As we all know, humans will need to make judgment calls during response and recovery of IT problems. They make decisions regarding what tasks to execute during remediation efforts based on what they know at that time. It can be tempting to judge these decisions in hindsight as being good or bad, but this should be avoided.
When accidents and failures occur, instead of looking for human error we should look for how we can redesign the system to prevent these incidents from happening again.
A company that validates and embraces the human elements and considerations when incidents and accidents occur learns more from a post-incident review than those who are punished for actions, omissions, or decisions taken. Celebrating transparency and learning opportunities shifts the culture toward learning from the human elements. With that said, gross negligence and harmful acts must not be ignored or tolerated.
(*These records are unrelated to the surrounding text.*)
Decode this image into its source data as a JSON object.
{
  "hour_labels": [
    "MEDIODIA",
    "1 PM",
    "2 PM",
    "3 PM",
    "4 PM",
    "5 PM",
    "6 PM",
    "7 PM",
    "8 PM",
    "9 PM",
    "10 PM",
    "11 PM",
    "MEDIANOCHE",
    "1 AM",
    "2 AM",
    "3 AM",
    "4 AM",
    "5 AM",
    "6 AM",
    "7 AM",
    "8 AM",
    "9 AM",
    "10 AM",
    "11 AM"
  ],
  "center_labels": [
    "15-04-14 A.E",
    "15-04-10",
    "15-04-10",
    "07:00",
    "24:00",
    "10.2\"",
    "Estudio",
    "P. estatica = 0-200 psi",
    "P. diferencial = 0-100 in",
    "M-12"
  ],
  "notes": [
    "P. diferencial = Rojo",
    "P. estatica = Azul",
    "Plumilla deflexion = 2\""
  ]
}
Human error should never be a “cause.”
How management chooses to react to failure and accidents has measurable effects. A culture of fear is established when teams are incentivized to keep relevant information to themselves for fear of reprimand. Celebrating discovery of flaws in the system recognizes that actively sharing information helps to enable the business to better serve its purpose or mission. Failure results in intelligent discussion, genuine inquiry, and honest reflection on what exactly can be learned from problems.
Blaming individuals for their role in either the remediation or the incident itself minimizes the opportunity to learn. In fact, identifying humans as the cause of a problem typically adds to the process, approvals, and friction in the system. Blaming others for their involvement does only harm.
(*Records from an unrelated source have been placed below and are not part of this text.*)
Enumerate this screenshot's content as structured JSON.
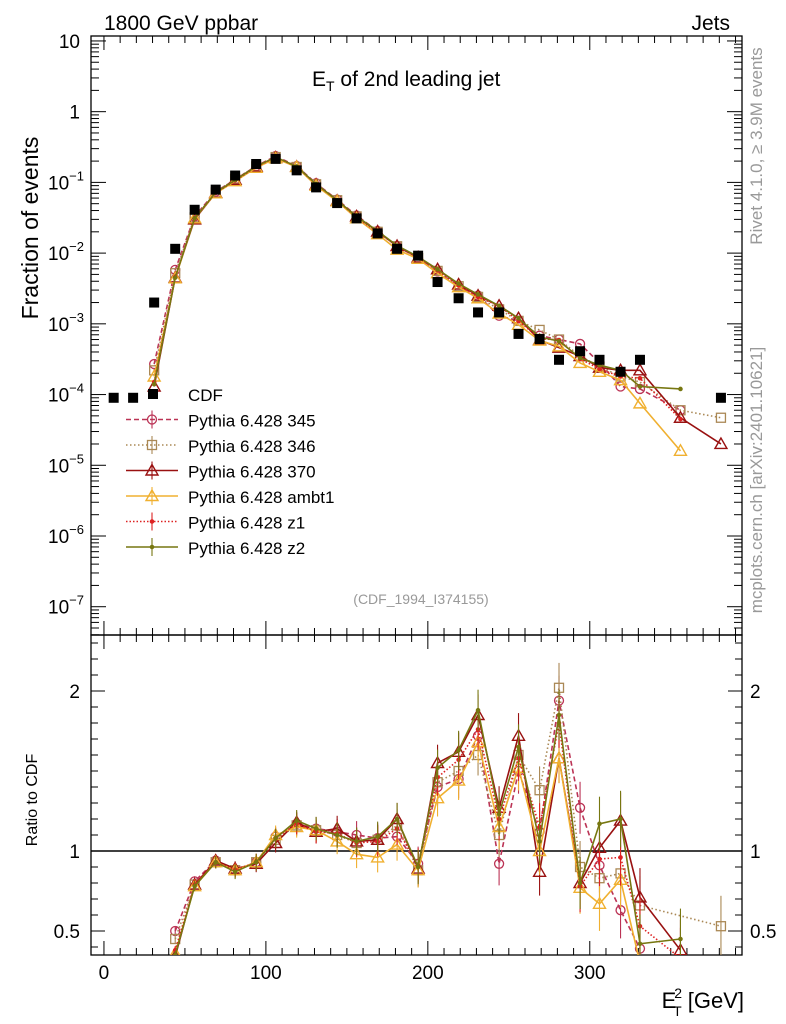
{
  "chart_data": {
    "type": "line",
    "title": "E",
    "title_sub": "T",
    "title_rest": " of 2nd leading jet",
    "header_left": "1800 GeV ppbar",
    "header_right": "Jets",
    "side_label_top": "Rivet 4.1.0, ≥ 3.9M events",
    "side_label_bottom": "mcplots.cern.ch [arXiv:2401.10621]",
    "ref_label": "(CDF_1994_I374155)",
    "ylabel": "Fraction of events",
    "ratio_ylabel": "Ratio to CDF",
    "xlabel_main": "E",
    "xlabel_sup": "2",
    "xlabel_sub": "T",
    "xlabel_unit": " [GeV]",
    "xlim": [
      -8,
      394
    ],
    "ylim_log": [
      -7.4,
      1.07
    ],
    "ratio_ylim": [
      0.35,
      2.35
    ],
    "x_ticks": [
      "0",
      "100",
      "200",
      "300"
    ],
    "y_ticks": [
      {
        "exp": -7,
        "base": "10",
        "sup": "−7"
      },
      {
        "exp": -6,
        "base": "10",
        "sup": "−6"
      },
      {
        "exp": -5,
        "base": "10",
        "sup": "−5"
      },
      {
        "exp": -4,
        "base": "10",
        "sup": "−4"
      },
      {
        "exp": -3,
        "base": "10",
        "sup": "−3"
      },
      {
        "exp": -2,
        "base": "10",
        "sup": "−2"
      },
      {
        "exp": -1,
        "base": "10",
        "sup": "−1"
      },
      {
        "exp": 0,
        "base": "1",
        "sup": ""
      },
      {
        "exp": 1,
        "base": "10",
        "sup": ""
      }
    ],
    "ratio_ticks": [
      "0.5",
      "1",
      "2"
    ],
    "x": [
      6,
      18,
      31,
      44,
      56,
      69,
      81,
      94,
      106,
      119,
      131,
      144,
      156,
      169,
      181,
      194,
      206,
      219,
      231,
      244,
      256,
      269,
      281,
      294,
      306,
      319,
      331,
      356,
      381
    ],
    "cdf": [
      9e-05,
      9e-05,
      0.002,
      0.0115,
      0.041,
      0.079,
      0.125,
      0.182,
      0.215,
      0.148,
      0.085,
      0.051,
      0.031,
      0.019,
      0.0115,
      0.0092,
      0.0039,
      0.0023,
      0.00145,
      0.00145,
      0.00072,
      0.00061,
      0.00031,
      0.00041,
      0.00031,
      0.00021,
      0.00031,
      null,
      9e-05
    ],
    "series": [
      {
        "name": "Pythia 6.428 345",
        "color": "#bb3355",
        "dash": "5,3",
        "marker": "circle",
        "values": [
          null,
          null,
          0.00027,
          0.0058,
          0.033,
          0.074,
          0.11,
          0.17,
          0.235,
          0.17,
          0.097,
          0.057,
          0.034,
          0.0205,
          0.0125,
          0.0085,
          0.0055,
          0.0033,
          0.0025,
          0.0013,
          0.0011,
          0.00068,
          0.0006,
          0.00052,
          0.00028,
          0.00013,
          0.00012,
          6e-05,
          null
        ],
        "ratio": [
          null,
          null,
          null,
          0.5,
          0.81,
          0.94,
          0.88,
          0.93,
          1.09,
          1.17,
          1.14,
          1.12,
          1.1,
          1.08,
          1.09,
          0.92,
          1.4,
          1.45,
          1.72,
          0.92,
          1.5,
          1.12,
          1.94,
          1.27,
          0.91,
          0.63,
          0.39,
          null,
          null
        ]
      },
      {
        "name": "Pythia 6.428 346",
        "color": "#aa8855",
        "dash": "1.5,2.5",
        "marker": "square",
        "values": [
          null,
          null,
          0.00022,
          0.0052,
          0.032,
          0.072,
          0.112,
          0.168,
          0.228,
          0.165,
          0.094,
          0.056,
          0.033,
          0.02,
          0.0125,
          0.0085,
          0.0056,
          0.0034,
          0.0024,
          0.0016,
          0.0011,
          0.00082,
          0.0006,
          0.00035,
          0.00025,
          0.00018,
          0.00015,
          6e-05,
          4.7e-05
        ],
        "ratio": [
          null,
          null,
          null,
          0.45,
          0.79,
          0.93,
          0.88,
          0.93,
          1.07,
          1.16,
          1.13,
          1.1,
          1.05,
          1.07,
          1.16,
          0.88,
          1.43,
          1.5,
          1.6,
          1.1,
          1.6,
          1.38,
          2.02,
          0.9,
          0.83,
          0.86,
          0.66,
          null,
          0.53
        ]
      },
      {
        "name": "Pythia 6.428 370",
        "color": "#991111",
        "dash": "",
        "marker": "triangle",
        "values": [
          null,
          null,
          0.00013,
          0.0045,
          0.03,
          0.071,
          0.109,
          0.167,
          0.225,
          0.166,
          0.093,
          0.055,
          0.033,
          0.0202,
          0.0126,
          0.0087,
          0.0059,
          0.0036,
          0.0025,
          0.0018,
          0.0012,
          0.00059,
          0.00046,
          0.00035,
          0.00024,
          0.00022,
          0.00022,
          4.7e-05,
          2e-05
        ],
        "ratio": [
          null,
          null,
          null,
          0.34,
          0.79,
          0.94,
          0.89,
          0.92,
          1.05,
          1.18,
          1.12,
          1.14,
          1.06,
          1.07,
          1.2,
          0.89,
          1.55,
          1.62,
          1.85,
          1.27,
          1.72,
          0.87,
          1.58,
          0.8,
          1.02,
          1.19,
          0.71,
          0.38,
          null
        ]
      },
      {
        "name": "Pythia 6.428 ambt1",
        "color": "#f0b030",
        "dash": "",
        "marker": "triangle",
        "values": [
          null,
          null,
          0.00018,
          0.0044,
          0.031,
          0.07,
          0.104,
          0.161,
          0.218,
          0.165,
          0.09,
          0.054,
          0.031,
          0.0185,
          0.0112,
          0.0083,
          0.0052,
          0.0033,
          0.0023,
          0.0014,
          0.00097,
          0.00058,
          0.00048,
          0.00028,
          0.00021,
          0.00016,
          7.5e-05,
          1.6e-05,
          null
        ],
        "ratio": [
          null,
          null,
          null,
          0.36,
          0.78,
          0.93,
          0.88,
          0.93,
          1.1,
          1.15,
          1.13,
          1.06,
          0.98,
          0.96,
          1.04,
          0.88,
          1.33,
          1.44,
          1.68,
          1.15,
          1.52,
          1.0,
          1.58,
          0.77,
          0.67,
          0.82,
          0.3,
          null,
          null
        ]
      },
      {
        "name": "Pythia 6.428 z1",
        "color": "#dd2222",
        "dash": "1.5,2",
        "marker": "dot",
        "values": [
          null,
          null,
          0.00015,
          0.0046,
          0.031,
          0.071,
          0.106,
          0.165,
          0.226,
          0.167,
          0.094,
          0.056,
          0.032,
          0.0197,
          0.0127,
          0.0086,
          0.0057,
          0.0035,
          0.0024,
          0.0018,
          0.0011,
          0.00062,
          0.00059,
          0.00032,
          0.00023,
          0.00018,
          0.00017,
          4.5e-05,
          null
        ],
        "ratio": [
          null,
          null,
          null,
          0.38,
          0.79,
          0.93,
          0.88,
          0.93,
          1.08,
          1.17,
          1.12,
          1.11,
          1.05,
          1.06,
          1.14,
          0.91,
          1.46,
          1.57,
          1.76,
          1.2,
          1.58,
          1.15,
          1.8,
          0.78,
          0.95,
          0.96,
          0.53,
          0.33,
          null
        ]
      },
      {
        "name": "Pythia 6.428 z2",
        "color": "#777711",
        "dash": "",
        "marker": "dot",
        "values": [
          null,
          null,
          0.00014,
          0.0045,
          0.031,
          0.072,
          0.108,
          0.168,
          0.228,
          0.168,
          0.095,
          0.056,
          0.033,
          0.0205,
          0.0128,
          0.0089,
          0.0059,
          0.0037,
          0.0026,
          0.0018,
          0.0012,
          0.00065,
          0.00057,
          0.00033,
          0.00026,
          0.00022,
          0.00013,
          0.00012,
          null
        ],
        "ratio": [
          null,
          null,
          null,
          0.35,
          0.78,
          0.93,
          0.87,
          0.93,
          1.08,
          1.19,
          1.14,
          1.1,
          1.06,
          1.09,
          1.2,
          0.9,
          1.52,
          1.63,
          1.88,
          1.23,
          1.65,
          1.06,
          1.85,
          0.8,
          1.17,
          1.2,
          0.42,
          0.45,
          null
        ]
      }
    ]
  }
}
The alternative to blaming is praising. Encourage behavior that reinforces our belief that information should be shared more widely, particularly when exposing problems in the way work gets done and the systems involved. Celebrate the discovery of important information about the system. Don’t create a scenario where individuals are more inclined to keep information from surfacing.
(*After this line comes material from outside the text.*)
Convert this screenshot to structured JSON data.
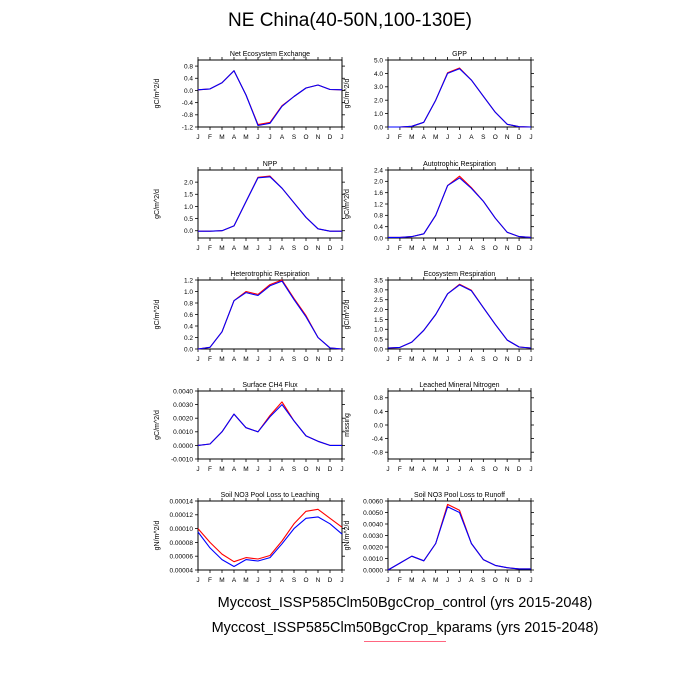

Nurturing discovery through praise will encourage transparency. Benefits begin to emerge as a result of showing the work that is being done. A stronger sense of accountability and responsibility starts to form.
Make Work (and Analysis) Visible
Many principles behind DevOps have been adopted from lean manufacturing practices. Making work visible is an example of this. It reinforces the idea that sharing more information about the work we do and how we accomplish it is important, so we can analyze and reflect on it with a genuine and objective lens.
Real-time conversations often take place in group chat tools during the lifecycle of an incident. If those conversations are not captured, it’s easy to lose track of the what, who, and when data points. These conversations are relevant to the work and should be made visible for all to see. This is a big reason for the adoption of practices like ChatOps, which we’ll learn more about in Chapter 9.
Teams should be able to respond, collaborate, and resolve issues in a shared and transparent space. When work and conversations are visible, it becomes easier to spot areas for improvement, particularly as thirdparty observers and stakeholders observe remediation efforts unfolding.
Think back to the data loss incident described in the Introduction. My testimony the following morning on exactly what took place, when, and how helped make the work visible. Others who had no previous exposure to this work now had questions and suggestions on how to improve the process and the customer experience. It was an eye-opening exercise for many to discover a truer sense of how our systems were designed, including those responsible for responding to failures in IT. Everyone felt included, engaged, and empowered.
Making work visible during incident response helps to paint a very clear picture of what has occurred, what can be learned from the unplanned disruption of service, and what can be improved. Another important benefit of making work more transparent is that a greater sense of accountability exists.
It is very common for people to mistake responsibility for accountability. We often hear people proclaim, “Someone must be held accountable for this outage!” To that, I’d say they are correct. We must hold someone accountable, but let’s be clear on what we mean by that.
Holding someone accountable means that we expect them to provide an accurate “account” of what took place. We do expect as much information and knowledge as can be gleaned from responders.
However, this is rarely what people mean when they demand accountability. What they actually mean is that someone must be held responsible.
While blaming individuals is clearly counterproductive, it is important to seek out and identify knowledge or skill gaps that may have contributed to the undesirable outcome so that they can be considered broadly within the organization.
There’s a small but significant difference between responsibility and accountability. Everyone is responsible for the reliability and availability of a service. Likewise, everyone should be held accountable for what they see and do as it relates to the development and operation of systems.
We often see a desire to hold someone responsible for outcomes, despite the fact that the person in question may not have had the authority to provide the expected level of responsibility, much less the perfect knowledge that would be required.
We need to evolve and create an environment where reality is honored and we extract it in a way that creates a culture of learning and improvement. Making problems visible provides an opportunity to learn, not an opportunity to blame.
Those holding leadership positions demanding to know who pushed the button that ultimately deleted a month’s worth of customer data during a routine migration, for example, is not the way to encourage discovery in how to make things better. It is an expectation of someone to justify their actions or accept blame for the negative outcome. Unfortunately, the ultimate result of blaming, as pointed out previously, is that it leads to individuals keeping information to themselves rather than sharing.
When engineers feel safe to openly discuss details regarding incidents and the remediation efforts, knowledge and experience are surfaced, allowing the entire organization to learn something that will help avoid a similar issue in the future.